In “God’s Not Dead” released in March, the core message is that education is both evil and dangerous and that all answers are contained in the Bible. This is a common theme for fundamentalists, one that does a great deal to keep people uninformed and afraid. I found God’s Not Dead to be the most unbelievable, two-dimensional and downright offensive of all the films I reviewed . . 

Every single film I reviewed features some variation of the Christian persecution complex. No serious person can argue Christians are really persecuted in America. It is anti-factual. . . . . The “war on Christianity narrative” is a wholesale fabrication that injects religious strife into a country founded on actual religious freedom.

The danger with this recurring and false persecution narrative is that it takes away from the real suffering of actual people. An excellent (but depressing) essay by Alex Morris in Rolling Stone details the suffering of homeless gay youths who, because of their sexuality, are shunned and cast out of religious families.  . . . .  Discarding your children over sexuality is what persecution really looks like. I have never heard a case of a liberal family throwing a born-again Christian teenager into the street.

It is important to note that not all Christians believe the warped ideology or hostility expressed in Christian moviemaking.

The people who create and consume Christian film are neither mature nor reflective. They are at their core superstitious, afraid and tribal. They self-identify overwhelmingly Republican and shout about “moochers” while vilifying the poor. They violate the teachings and very essence of their own “savior” while deriving almost sexual pleasure from the fictional suffering of atheists, Muslims, Buddhists, Wiccans, Hindus, and even liberal Christians.
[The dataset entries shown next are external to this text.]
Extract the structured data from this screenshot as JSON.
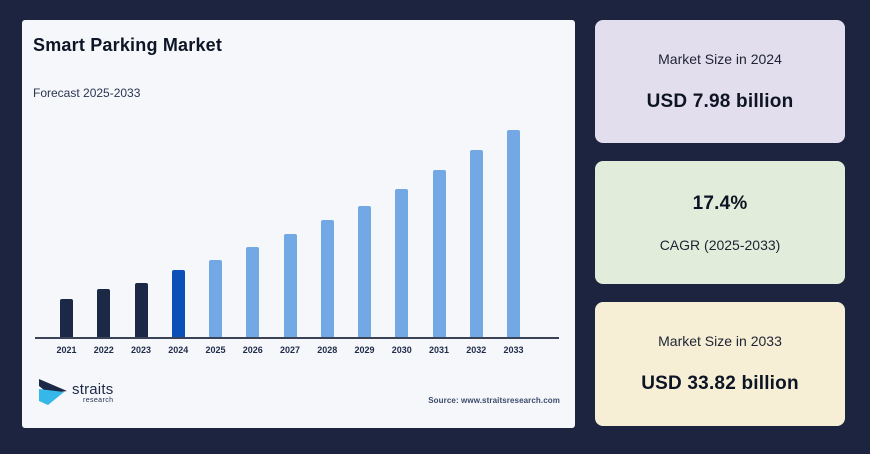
{
  "page": {
    "background": "#1c2440",
    "panel_background": "#f5f7fb"
  },
  "header": {
    "title": "Smart Parking Market",
    "subtitle": "Forecast 2025-2033"
  },
  "footer": {
    "logo_text": "straits",
    "logo_subtext": "research",
    "logo_colors": {
      "dark": "#1b2947",
      "cyan": "#35b7e9"
    },
    "source": "Source: www.straitsresearch.com"
  },
  "stat_cards": [
    {
      "label": "Market Size in 2024",
      "value": "USD 7.98 billion",
      "background": "#e3deee",
      "layout": "label-top"
    },
    {
      "label": "CAGR (2025-2033)",
      "value": "17.4%",
      "background": "#e1edda",
      "layout": "value-top"
    },
    {
      "label": "Market Size in 2033",
      "value": "USD 33.82 billion",
      "background": "#f6efd6",
      "layout": "label-top"
    }
  ],
  "chart_data": {
    "type": "bar",
    "title": "Smart Parking Market",
    "subtitle": "Forecast 2025-2033",
    "unit": "USD billion",
    "categories": [
      "2021",
      "2022",
      "2023",
      "2024",
      "2025",
      "2026",
      "2027",
      "2028",
      "2029",
      "2030",
      "2031",
      "2032",
      "2033"
    ],
    "values_usd_billion": [
      4.93,
      5.79,
      6.8,
      7.98,
      9.37,
      11.0,
      12.91,
      15.16,
      17.8,
      20.89,
      24.53,
      28.8,
      33.82
    ],
    "bar_height_pct_of_max": [
      18.5,
      23.3,
      26.2,
      32.2,
      37.0,
      43.5,
      49.8,
      56.4,
      63.5,
      71.6,
      80.5,
      90.2,
      100
    ],
    "bar_roles": [
      "historical",
      "historical",
      "historical",
      "current",
      "forecast",
      "forecast",
      "forecast",
      "forecast",
      "forecast",
      "forecast",
      "forecast",
      "forecast",
      "forecast"
    ],
    "colors": {
      "historical": "#1b2947",
      "current": "#0b50b8",
      "forecast": "#72a9e5"
    },
    "ylim": [
      0,
      35
    ],
    "grid": false,
    "legend": false,
    "x_axis_line": true,
    "annotations": {
      "market_size_2024_usd_billion": 7.98,
      "market_size_2033_usd_billion": 33.82,
      "cagr_2025_2033_percent": 17.4
    }
  }
}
To top it all off, the stories they tell themselves are borderline psychotic.

Christian film with its cardboard characters and heavy-handed messages will only drive an increasingly diverse and media-savvy populace away. Failing a profound change of heart, the best this community can hope for are films so bad no one will bother to watch them.
As I have continually said, conservative Christians are not nice or decent people. They suffer from what to me is a form of mental illness that mixes masochism and sadism.  They need to be shunned by decent society.